In a good illustration of just how thick people who are intellectually gifted can be, the well-known biologist and militant atheist Richard Dawkins recently offered his opinion that Down syndrome children would best be prevented from being born. “It would be immoral,” he wrote, “to bring it into the world if you have the choice.”
“It”?
The dehumanization says it all.
Professor Dawkins’ judgment of birthing a developmentally disabled child as “immoral” stems from his belief (shared by another famously mindless professor, Peter Singer, who also advocates euthanasia for severely handicapped infants and elderly) that an act’s morality should be gauged entirely by whether or not it increases happiness or suffering.
Mr. Dawkins’ comment drew considerable fire, as well it should have. Some of those who assailed the professor for his – let’s here reclaim an important adjective – immoral stance focused on the factual error of his creepy calculus. Two psychology researchers wrote, for example, in something of an understatement, that “individuals with Down syndrome can experience more happiness and potential for success than Mr. Dawkins seems to appreciate.”
In fact, 99% of respondents to a survey of those with Down syndrome (yes, 99%) report that they are happy with their lives. Moreover, 88% of older siblings of people with Down syndrome reported feeling that they are better people for the fact.
Then there were those who addressed Mr. Dawkins not with statistics but with experience. Like Sarah Palin, whose son has Down syndrome, and who generously offered to “let you meet my son if you promise to open your mind, your eyes, and your heart to a unique kind of absolute beauty.”
There is no question that families raising Down syndrome children face many challenges, medical, emotional, educational and societal. But anyone who has embraced that privilege – and anyone, for that matter, who has experienced the delight of interacting with Down children or adults, whose guileless and endearing personalities can be overwhelming – understand how much more perceptive the much-maligned Mrs. Palin is than the much-celebrated Mr. Dawkins.
Truth be told, though, offering statistics or personal experience about the wonder and beauty of Down children is really beside the point – the most important point, that is, namely, the inherent folly of the Dawkinsian understanding of happiness.
Those of us who are naturally happy are very fortunate. And all of us are indeed to aim at serving Hashem with happiness (Tehillim, 100:2). But happiness is not tethered to tranquil or easy lives; many people who face adversities unimaginable to those of us who live relatively comfortable, untroubled lives are nevertheless happy.
Edifying is the famous story of Reb Zusha of Hanipoli, the impoverished, long-suffering but joyful Chassid who, according to the famous story, received two esteemed guests at his dilapidated home. They told him that they had asked the Maggid of Mezeritch how one can bless Hashem as the Mishnah (Berachos 54a) directs, “for the bad just as for the good,” and that the Maggid had sent them to him.
Puzzled, he responded: “How would I know? He should have sent you to someone who has experienced suffering.”
Happiness doesn’t happen; it is achieved. And its achievement is not tied to ease or fun or lack of adversity. It results from recognizing that life, ultimately, is about meaning. True meaning, that is, not some imagined or invented meaning. Life’s meaning that comes from serving the Divine. That concept may be imponderable to atheists like Richard Dawkins or Peter Singer. But it is the reason for human existence, for the bestowal of free will on the subset of creation we call men and women.
Down syndrome, as it happens and as we should always remember, is hardly the only condition “out there.” There are other disabilities as well, some or all of whose sufferers Messrs.

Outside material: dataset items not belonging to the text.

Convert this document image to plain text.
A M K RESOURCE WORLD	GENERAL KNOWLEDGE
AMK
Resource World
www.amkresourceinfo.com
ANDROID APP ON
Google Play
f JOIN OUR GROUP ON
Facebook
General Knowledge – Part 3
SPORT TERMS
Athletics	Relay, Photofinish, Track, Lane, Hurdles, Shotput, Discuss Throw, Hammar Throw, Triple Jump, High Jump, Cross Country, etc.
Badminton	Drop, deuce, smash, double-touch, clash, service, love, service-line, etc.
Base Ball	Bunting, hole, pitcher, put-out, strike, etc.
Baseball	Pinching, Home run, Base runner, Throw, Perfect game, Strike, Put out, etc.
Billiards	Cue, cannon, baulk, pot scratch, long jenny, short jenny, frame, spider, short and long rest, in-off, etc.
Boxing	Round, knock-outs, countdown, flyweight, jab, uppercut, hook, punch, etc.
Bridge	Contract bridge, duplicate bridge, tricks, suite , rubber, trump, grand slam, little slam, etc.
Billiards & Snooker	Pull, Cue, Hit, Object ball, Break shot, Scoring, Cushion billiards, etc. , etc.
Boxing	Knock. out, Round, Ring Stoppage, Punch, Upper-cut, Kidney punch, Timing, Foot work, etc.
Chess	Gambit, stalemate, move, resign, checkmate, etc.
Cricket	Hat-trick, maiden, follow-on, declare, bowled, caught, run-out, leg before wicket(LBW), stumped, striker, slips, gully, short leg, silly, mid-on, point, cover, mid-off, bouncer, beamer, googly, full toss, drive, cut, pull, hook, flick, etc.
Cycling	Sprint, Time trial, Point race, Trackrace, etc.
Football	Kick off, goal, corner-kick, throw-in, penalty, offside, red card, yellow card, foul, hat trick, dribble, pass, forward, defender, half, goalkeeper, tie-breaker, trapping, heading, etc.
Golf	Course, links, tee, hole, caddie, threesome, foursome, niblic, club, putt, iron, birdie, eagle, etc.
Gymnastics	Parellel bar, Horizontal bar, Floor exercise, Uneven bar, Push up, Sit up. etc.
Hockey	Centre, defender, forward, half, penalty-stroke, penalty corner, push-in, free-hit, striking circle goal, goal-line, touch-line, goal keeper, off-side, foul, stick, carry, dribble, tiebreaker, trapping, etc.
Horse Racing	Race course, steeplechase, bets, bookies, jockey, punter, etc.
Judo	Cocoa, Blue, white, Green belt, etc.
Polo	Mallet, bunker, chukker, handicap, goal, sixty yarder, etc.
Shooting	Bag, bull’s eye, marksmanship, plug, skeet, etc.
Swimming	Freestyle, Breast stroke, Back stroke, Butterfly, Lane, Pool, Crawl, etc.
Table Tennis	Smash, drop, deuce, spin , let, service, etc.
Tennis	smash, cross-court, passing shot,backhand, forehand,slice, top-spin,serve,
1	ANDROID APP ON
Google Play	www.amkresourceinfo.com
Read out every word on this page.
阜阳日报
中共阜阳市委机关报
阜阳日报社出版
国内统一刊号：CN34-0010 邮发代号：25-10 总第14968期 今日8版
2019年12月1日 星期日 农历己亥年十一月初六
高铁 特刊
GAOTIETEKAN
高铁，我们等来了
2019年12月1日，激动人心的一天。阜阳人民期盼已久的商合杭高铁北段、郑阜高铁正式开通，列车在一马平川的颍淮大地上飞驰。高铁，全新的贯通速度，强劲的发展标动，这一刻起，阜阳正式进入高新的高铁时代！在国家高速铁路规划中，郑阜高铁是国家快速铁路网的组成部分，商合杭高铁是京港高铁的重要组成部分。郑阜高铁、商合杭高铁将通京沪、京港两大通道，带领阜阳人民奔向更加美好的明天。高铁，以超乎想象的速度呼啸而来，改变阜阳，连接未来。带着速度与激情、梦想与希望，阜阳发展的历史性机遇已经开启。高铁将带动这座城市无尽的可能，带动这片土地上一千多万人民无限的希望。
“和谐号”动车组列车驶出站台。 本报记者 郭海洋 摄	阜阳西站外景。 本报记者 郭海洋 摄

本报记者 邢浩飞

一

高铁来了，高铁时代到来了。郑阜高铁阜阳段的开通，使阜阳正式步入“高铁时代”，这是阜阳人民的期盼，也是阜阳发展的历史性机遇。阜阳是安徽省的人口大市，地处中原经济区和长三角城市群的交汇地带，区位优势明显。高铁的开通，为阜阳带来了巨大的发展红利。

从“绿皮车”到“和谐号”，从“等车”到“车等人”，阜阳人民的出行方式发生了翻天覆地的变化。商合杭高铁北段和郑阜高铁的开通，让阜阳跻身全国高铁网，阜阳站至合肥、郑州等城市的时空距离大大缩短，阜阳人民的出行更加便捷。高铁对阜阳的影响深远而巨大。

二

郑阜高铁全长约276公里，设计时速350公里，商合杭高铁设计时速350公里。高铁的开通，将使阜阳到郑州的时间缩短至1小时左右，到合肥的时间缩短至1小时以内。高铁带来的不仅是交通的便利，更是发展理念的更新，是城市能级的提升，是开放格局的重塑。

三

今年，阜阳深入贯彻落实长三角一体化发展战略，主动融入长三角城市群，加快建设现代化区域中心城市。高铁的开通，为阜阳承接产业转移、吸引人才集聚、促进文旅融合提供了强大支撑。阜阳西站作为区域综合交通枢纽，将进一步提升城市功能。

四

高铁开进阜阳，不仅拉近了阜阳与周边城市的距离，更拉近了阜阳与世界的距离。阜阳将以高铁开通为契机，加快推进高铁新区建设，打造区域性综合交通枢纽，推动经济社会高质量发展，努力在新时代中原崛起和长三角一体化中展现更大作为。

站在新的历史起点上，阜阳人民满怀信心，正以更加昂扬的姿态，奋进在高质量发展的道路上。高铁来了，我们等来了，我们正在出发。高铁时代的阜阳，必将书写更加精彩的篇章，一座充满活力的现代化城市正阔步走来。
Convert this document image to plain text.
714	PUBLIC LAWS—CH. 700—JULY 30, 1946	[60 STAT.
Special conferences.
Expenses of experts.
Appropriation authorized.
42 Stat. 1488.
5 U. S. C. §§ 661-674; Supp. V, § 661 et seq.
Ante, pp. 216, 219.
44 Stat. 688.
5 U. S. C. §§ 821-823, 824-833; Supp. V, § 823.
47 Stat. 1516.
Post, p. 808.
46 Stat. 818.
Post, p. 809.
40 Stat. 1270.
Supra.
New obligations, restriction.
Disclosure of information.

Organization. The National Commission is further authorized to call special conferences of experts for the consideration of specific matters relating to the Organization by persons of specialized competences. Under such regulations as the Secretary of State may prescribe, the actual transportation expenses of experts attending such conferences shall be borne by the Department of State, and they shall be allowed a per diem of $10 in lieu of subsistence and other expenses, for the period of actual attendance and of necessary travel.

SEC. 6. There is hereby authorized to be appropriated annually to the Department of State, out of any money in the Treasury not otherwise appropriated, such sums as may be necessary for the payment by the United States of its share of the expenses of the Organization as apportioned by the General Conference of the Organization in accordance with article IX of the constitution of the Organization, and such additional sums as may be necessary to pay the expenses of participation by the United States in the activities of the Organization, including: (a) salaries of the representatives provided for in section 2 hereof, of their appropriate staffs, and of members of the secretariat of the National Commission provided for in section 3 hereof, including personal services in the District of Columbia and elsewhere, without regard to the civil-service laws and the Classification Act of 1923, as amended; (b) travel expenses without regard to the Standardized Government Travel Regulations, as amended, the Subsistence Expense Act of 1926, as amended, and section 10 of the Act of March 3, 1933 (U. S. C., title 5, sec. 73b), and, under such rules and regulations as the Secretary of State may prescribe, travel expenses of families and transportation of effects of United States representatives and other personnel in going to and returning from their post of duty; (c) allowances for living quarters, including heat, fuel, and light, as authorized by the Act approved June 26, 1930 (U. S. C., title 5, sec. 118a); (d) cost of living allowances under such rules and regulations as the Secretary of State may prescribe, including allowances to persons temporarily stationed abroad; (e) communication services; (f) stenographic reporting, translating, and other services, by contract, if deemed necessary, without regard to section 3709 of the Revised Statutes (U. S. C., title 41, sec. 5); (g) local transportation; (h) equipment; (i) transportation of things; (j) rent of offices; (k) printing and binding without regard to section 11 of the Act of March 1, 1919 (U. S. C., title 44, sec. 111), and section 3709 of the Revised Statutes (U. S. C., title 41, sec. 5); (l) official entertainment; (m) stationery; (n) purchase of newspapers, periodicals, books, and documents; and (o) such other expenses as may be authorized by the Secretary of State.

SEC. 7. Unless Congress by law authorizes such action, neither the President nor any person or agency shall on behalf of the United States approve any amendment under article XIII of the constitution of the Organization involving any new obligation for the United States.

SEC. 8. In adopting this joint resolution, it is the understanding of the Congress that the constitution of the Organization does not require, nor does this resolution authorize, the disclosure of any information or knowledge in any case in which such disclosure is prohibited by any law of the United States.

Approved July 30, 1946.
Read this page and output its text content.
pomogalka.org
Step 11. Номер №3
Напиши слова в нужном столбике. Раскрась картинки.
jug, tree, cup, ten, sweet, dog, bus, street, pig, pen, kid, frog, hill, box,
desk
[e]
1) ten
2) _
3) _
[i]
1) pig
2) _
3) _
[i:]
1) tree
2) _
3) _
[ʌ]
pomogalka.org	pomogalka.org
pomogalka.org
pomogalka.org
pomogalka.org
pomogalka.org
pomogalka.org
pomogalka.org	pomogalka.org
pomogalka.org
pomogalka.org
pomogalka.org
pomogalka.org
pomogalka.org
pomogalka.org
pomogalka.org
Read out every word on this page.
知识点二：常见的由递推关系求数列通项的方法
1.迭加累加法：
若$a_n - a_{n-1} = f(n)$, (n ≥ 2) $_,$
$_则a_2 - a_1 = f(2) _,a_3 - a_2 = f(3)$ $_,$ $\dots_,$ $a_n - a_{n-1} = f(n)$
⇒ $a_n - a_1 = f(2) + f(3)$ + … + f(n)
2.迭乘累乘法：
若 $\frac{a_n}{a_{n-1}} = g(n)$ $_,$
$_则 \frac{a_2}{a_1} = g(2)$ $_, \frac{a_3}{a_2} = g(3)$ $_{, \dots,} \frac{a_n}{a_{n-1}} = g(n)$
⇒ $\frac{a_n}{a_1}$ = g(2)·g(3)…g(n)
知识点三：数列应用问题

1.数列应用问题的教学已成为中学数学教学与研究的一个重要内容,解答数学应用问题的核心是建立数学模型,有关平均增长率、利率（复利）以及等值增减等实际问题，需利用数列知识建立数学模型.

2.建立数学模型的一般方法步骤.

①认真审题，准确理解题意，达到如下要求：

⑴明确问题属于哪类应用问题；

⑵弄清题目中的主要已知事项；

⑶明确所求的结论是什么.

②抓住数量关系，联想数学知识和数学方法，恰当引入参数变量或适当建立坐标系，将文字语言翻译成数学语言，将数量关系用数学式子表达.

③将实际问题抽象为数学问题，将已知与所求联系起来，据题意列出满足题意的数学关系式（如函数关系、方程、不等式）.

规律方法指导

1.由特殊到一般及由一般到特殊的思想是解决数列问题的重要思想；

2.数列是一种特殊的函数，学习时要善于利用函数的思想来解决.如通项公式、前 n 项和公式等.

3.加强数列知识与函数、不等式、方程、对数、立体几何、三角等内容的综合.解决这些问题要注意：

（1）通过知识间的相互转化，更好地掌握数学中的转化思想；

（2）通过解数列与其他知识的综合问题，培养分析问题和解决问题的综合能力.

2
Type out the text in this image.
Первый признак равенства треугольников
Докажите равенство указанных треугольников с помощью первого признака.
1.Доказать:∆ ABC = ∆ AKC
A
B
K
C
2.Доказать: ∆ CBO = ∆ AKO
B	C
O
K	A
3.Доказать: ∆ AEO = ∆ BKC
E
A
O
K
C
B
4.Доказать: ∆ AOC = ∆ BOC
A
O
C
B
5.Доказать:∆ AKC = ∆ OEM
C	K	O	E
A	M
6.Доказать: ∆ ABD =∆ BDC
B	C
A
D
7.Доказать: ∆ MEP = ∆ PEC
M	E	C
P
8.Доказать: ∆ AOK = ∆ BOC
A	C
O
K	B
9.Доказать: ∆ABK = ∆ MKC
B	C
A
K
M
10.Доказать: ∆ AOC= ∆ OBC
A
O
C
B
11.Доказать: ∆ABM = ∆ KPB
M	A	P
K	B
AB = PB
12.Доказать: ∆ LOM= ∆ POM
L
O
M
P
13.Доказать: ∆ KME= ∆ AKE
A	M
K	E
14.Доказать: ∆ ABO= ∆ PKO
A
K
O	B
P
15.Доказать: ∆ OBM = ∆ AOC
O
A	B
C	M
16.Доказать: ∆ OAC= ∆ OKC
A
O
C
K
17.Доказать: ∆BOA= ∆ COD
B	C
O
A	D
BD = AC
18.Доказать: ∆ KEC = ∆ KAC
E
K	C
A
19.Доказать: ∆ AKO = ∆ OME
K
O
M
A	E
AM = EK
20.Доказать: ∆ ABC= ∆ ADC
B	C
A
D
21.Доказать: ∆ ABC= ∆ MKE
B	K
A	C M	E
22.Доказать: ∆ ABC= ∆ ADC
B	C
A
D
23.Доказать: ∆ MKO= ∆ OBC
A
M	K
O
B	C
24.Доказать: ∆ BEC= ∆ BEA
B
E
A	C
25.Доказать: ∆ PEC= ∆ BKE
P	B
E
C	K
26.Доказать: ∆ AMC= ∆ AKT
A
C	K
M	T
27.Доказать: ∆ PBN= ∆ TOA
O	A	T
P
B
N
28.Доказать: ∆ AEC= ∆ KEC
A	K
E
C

Dawkins and Singer may consider unworthy of the world as well. Only they’re not.
Consider, for example, those who have “23 Chromosome Pair Syndrome,” which is invariably fatal. Sufferers are susceptible to a host of maladies, including heart disease, high blood pressure, asthma and numerous forms of cancer, and are likely to suffer bouts of mild or more serious depression over the course of their lives.
They are also prone to headaches, nosebleeds, painful joints and broken bones. And, at some point, they can become so disabled that they require others to care for them.
The syndrome happens to be quite common.
Indeed, it’s ubiquitous.
It’s what we call “normal” human life.